Черная речка. Пушкин застыл на грязном снегу, напротив него – блондин в белоснежном кавалергардском мундире… Но он гораздо старше Дантеса, да и не блондин он вовсе, это просто парик… Грязно-седые букли неряшливо рассыпаны по шитому серебром сюртуку… Он не просто старше Дантеса, он старше многих на этой земле…
«Ты, Моцарт, бог, и сам того не знаешь; я знаю, я!» – шепчет он, никто, кроме меня, не слышит его шепота, а тот – поднимает пистолет, прицеливаясь поэту в грудь, и… Вдруг все, кто присутствовал на дуэли: Дантес, Данзас, появившиеся невесть откуда неразличимые прежде люди, бесцветные, – развернулись и стали стрелять… Тяжелые пули попадали в грудь и в спину, поэт упал на снег, и снег сделался черным…
«Все говорят – нет правды на земле, но правды нет и выше…» – спокойно произносит тот, в парике… Хихикает и продолжает, явно гримасничая: «Музыку я разъял, как труп…»
«…музыку – как труп…»
«Но это не в твоей власти! Гений дается Творцом…» – пытаюсь я выкрикнуть, но не могу, не слышу своих слов, только чувствую горький и жесткий, как наждак, солоноватый ком, перехвативший горло…
И слышу смех, безудержный, шамкающий, беззубый… Перстень… Оттуда сыплется яд… «Теперь – пора! заветный дар любви, переходи сегодня в чашу дружбы…»
Старичок в парике пропадает, только вода, мутная, со струящимися водорослями, но и она куда-то уходит, оставляя после себя вязкую грязь и черный, пустой, мертвый город… Строения громоздятся одно на другое без плана и без смысла, пролеты лестниц обрываются где-то в вышине, они ведут в никуда…
Покинутые дома с пустыми глазницами окон. В одном из оконных проемов застыла большая черная собака; она равнодушно взирает с высоты на пустую улицу, вздыхает хрипло и исчезает… Слышен заунывный, протяжный голос, похожий и на голос сирены, и на вой муэдзина, потом голос становится хриплее, глуше…
Глуше… Только мелодия фальшива, словно ее играет на старой шарманке безногий нищий или – слепой скрипач… «У попа была собака, он ее любил, она съела кусок мяса, он ее убил… у попа была соба…» Мелодия едва различима, отчетливо слышен только хруст моих шагов по битому стеклу пустого, похожего на замок здания… Какой-то прохожий…
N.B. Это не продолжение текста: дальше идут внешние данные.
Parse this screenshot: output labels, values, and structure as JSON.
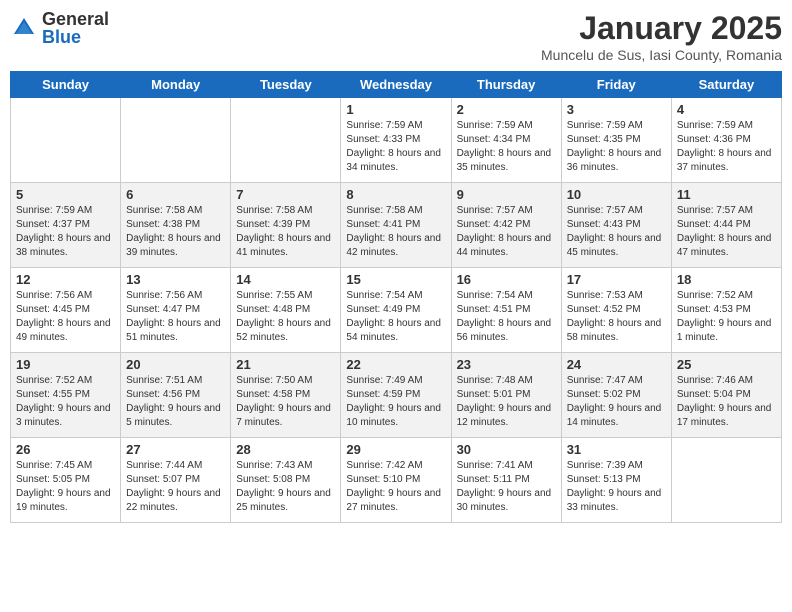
{
  "header": {
    "logo_general": "General",
    "logo_blue": "Blue",
    "title": "January 2025",
    "subtitle": "Muncelu de Sus, Iasi County, Romania"
  },
  "days_of_week": [
    "Sunday",
    "Monday",
    "Tuesday",
    "Wednesday",
    "Thursday",
    "Friday",
    "Saturday"
  ],
  "weeks": [
    {
      "cells": [
        {
          "day": null
        },
        {
          "day": null
        },
        {
          "day": null
        },
        {
          "day": "1",
          "sunrise": "Sunrise: 7:59 AM",
          "sunset": "Sunset: 4:33 PM",
          "daylight": "Daylight: 8 hours and 34 minutes."
        },
        {
          "day": "2",
          "sunrise": "Sunrise: 7:59 AM",
          "sunset": "Sunset: 4:34 PM",
          "daylight": "Daylight: 8 hours and 35 minutes."
        },
        {
          "day": "3",
          "sunrise": "Sunrise: 7:59 AM",
          "sunset": "Sunset: 4:35 PM",
          "daylight": "Daylight: 8 hours and 36 minutes."
        },
        {
          "day": "4",
          "sunrise": "Sunrise: 7:59 AM",
          "sunset": "Sunset: 4:36 PM",
          "daylight": "Daylight: 8 hours and 37 minutes."
        }
      ]
    },
    {
      "cells": [
        {
          "day": "5",
          "sunrise": "Sunrise: 7:59 AM",
          "sunset": "Sunset: 4:37 PM",
          "daylight": "Daylight: 8 hours and 38 minutes."
        },
        {
          "day": "6",
          "sunrise": "Sunrise: 7:58 AM",
          "sunset": "Sunset: 4:38 PM",
          "daylight": "Daylight: 8 hours and 39 minutes."
        },
        {
          "day": "7",
          "sunrise": "Sunrise: 7:58 AM",
          "sunset": "Sunset: 4:39 PM",
          "daylight": "Daylight: 8 hours and 41 minutes."
        },
        {
          "day": "8",
          "sunrise": "Sunrise: 7:58 AM",
          "sunset": "Sunset: 4:41 PM",
          "daylight": "Daylight: 8 hours and 42 minutes."
        },
        {
          "day": "9",
          "sunrise": "Sunrise: 7:57 AM",
          "sunset": "Sunset: 4:42 PM",
          "daylight": "Daylight: 8 hours and 44 minutes."
        },
        {
          "day": "10",
          "sunrise": "Sunrise: 7:57 AM",
          "sunset": "Sunset: 4:43 PM",
          "daylight": "Daylight: 8 hours and 45 minutes."
        },
        {
          "day": "11",
          "sunrise": "Sunrise: 7:57 AM",
          "sunset": "Sunset: 4:44 PM",
          "daylight": "Daylight: 8 hours and 47 minutes."
        }
      ]
    },
    {
      "cells": [
        {
          "day": "12",
          "sunrise": "Sunrise: 7:56 AM",
          "sunset": "Sunset: 4:45 PM",
          "daylight": "Daylight: 8 hours and 49 minutes."
        },
        {
          "day": "13",
          "sunrise": "Sunrise: 7:56 AM",
          "sunset": "Sunset: 4:47 PM",
          "daylight": "Daylight: 8 hours and 51 minutes."
        },
        {
          "day": "14",
          "sunrise": "Sunrise: 7:55 AM",
          "sunset": "Sunset: 4:48 PM",
          "daylight": "Daylight: 8 hours and 52 minutes."
        },
        {
          "day": "15",
          "sunrise": "Sunrise: 7:54 AM",
          "sunset": "Sunset: 4:49 PM",
          "daylight": "Daylight: 8 hours and 54 minutes."
        },
        {
          "day": "16",
          "sunrise": "Sunrise: 7:54 AM",
          "sunset": "Sunset: 4:51 PM",
          "daylight": "Daylight: 8 hours and 56 minutes."
        },
        {
          "day": "17",
          "sunrise": "Sunrise: 7:53 AM",
          "sunset": "Sunset: 4:52 PM",
          "daylight": "Daylight: 8 hours and 58 minutes."
        },
        {
          "day": "18",
          "sunrise": "Sunrise: 7:52 AM",
          "sunset": "Sunset: 4:53 PM",
          "daylight": "Daylight: 9 hours and 1 minute."
        }
      ]
    },
    {
      "cells": [
        {
          "day": "19",
          "sunrise": "Sunrise: 7:52 AM",
          "sunset": "Sunset: 4:55 PM",
          "daylight": "Daylight: 9 hours and 3 minutes."
        },
        {
          "day": "20",
          "sunrise": "Sunrise: 7:51 AM",
          "sunset": "Sunset: 4:56 PM",
          "daylight": "Daylight: 9 hours and 5 minutes."
        },
        {
          "day": "21",
          "sunrise": "Sunrise: 7:50 AM",
          "sunset": "Sunset: 4:58 PM",
          "daylight": "Daylight: 9 hours and 7 minutes."
        },
        {
          "day": "22",
          "sunrise": "Sunrise: 7:49 AM",
          "sunset": "Sunset: 4:59 PM",
          "daylight": "Daylight: 9 hours and 10 minutes."
        },
        {
          "day": "23",
          "sunrise": "Sunrise: 7:48 AM",
          "sunset": "Sunset: 5:01 PM",
          "daylight": "Daylight: 9 hours and 12 minutes."
        },
        {
          "day": "24",
          "sunrise": "Sunrise: 7:47 AM",
          "sunset": "Sunset: 5:02 PM",
          "daylight": "Daylight: 9 hours and 14 minutes."
        },
        {
          "day": "25",
          "sunrise": "Sunrise: 7:46 AM",
          "sunset": "Sunset: 5:04 PM",
          "daylight": "Daylight: 9 hours and 17 minutes."
        }
      ]
    },
    {
      "cells": [
        {
          "day": "26",
          "sunrise": "Sunrise: 7:45 AM",
          "sunset": "Sunset: 5:05 PM",
          "daylight": "Daylight: 9 hours and 19 minutes."
        },
        {
          "day": "27",
          "sunrise": "Sunrise: 7:44 AM",
          "sunset": "Sunset: 5:07 PM",
          "daylight": "Daylight: 9 hours and 22 minutes."
        },
        {
          "day": "28",
          "sunrise": "Sunrise: 7:43 AM",
          "sunset": "Sunset: 5:08 PM",
          "daylight": "Daylight: 9 hours and 25 minutes."
        },
        {
          "day": "29",
          "sunrise": "Sunrise: 7:42 AM",
          "sunset": "Sunset: 5:10 PM",
          "daylight": "Daylight: 9 hours and 27 minutes."
        },
        {
          "day": "30",
          "sunrise": "Sunrise: 7:41 AM",
          "sunset": "Sunset: 5:11 PM",
          "daylight": "Daylight: 9 hours and 30 minutes."
        },
        {
          "day": "31",
          "sunrise": "Sunrise: 7:39 AM",
          "sunset": "Sunset: 5:13 PM",
          "daylight": "Daylight: 9 hours and 33 minutes."
        },
        {
          "day": null
        }
      ]
    }
  ]
}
«Что это за дом?» – спрашиваю я.
«Замок Рыцаря, – отвечает прохожий. – Только люди отсюда давно выехали…
Да и не было их здесь никогда… Никогда…»
Я брожу по комнатам – обрывки обоев, кукла с оторванной рукой в углу, газеты… По комнатам ветер шуршит брошенными листами исписанной бумаги, ученическими тетрадями, будто служка – сорванными афишами и выцветшими декорациями бывшего когда-то здесь грандиозного представления…
А я оказываюсь совсем на другой улице, и рядом со мною почему-то все тот же прохожий – в черной шляпе и длинном черном сюртуке…
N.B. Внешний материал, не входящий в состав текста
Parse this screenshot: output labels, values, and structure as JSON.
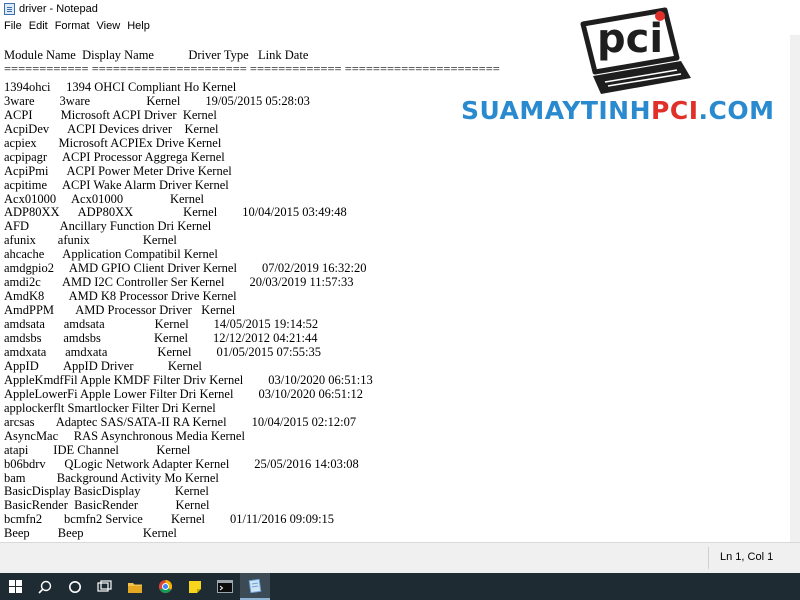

Дом украшен грифонами, слоновьими, носорожьими мордами, сложен из тяжелых гранитных блоков, окружен готической литой решеткой, острой, что и не перебраться…
«Этот дом известен уже почти столетие как „Дом с химерами“, работа архитектора Гордецкого, – произнес вдруг прохожий хорошо поставленным голосом опытного экскурсовода. – По легенде, дочь архитектора, молодая девушка, сошла с ума, и художник претворил в камне все ее видения, бред, страдания, он поэтизировал ее страх и ощущение смерти… Но…»
«Что – но?» – спрашиваю я шепотом черного экскурсовода.
«Никто этого не знает, но вам я скажу, – так же шепотом ответил проводник.
– Это строение существовало всегда!.. Пусть не здесь и не таким, но – всегда!»
«А что это за строение?»
«Тсссс… – Провожатый приложил палец к губам. – Я не имею права лгать вам, ведь вы – обладатель Камня Крови…»
«Какого камня?»
«Того, что у вас на пальце… Но и правду я сказать не могу».
«Почему?»
«Мне запрещено».
«Запрещено? Кем?»
«Тем, чье имя неназываемо…»
Проводник шагнул в подворотню, скрывшись в непроницаемой тени, через мгновение – появился снова, тот, да не тот… Продолжил хорошо поставленным голосом экскурсовода:
«Тем самым Гордецкий оставил потомкам величественное сооружение… До недавнего времени в нем находилась спецполиклиника ЦК, потом – фонд „Новая жизнь“. Но и он приказал долго жить», – мелко захихикал провожатый, довольный шуткой.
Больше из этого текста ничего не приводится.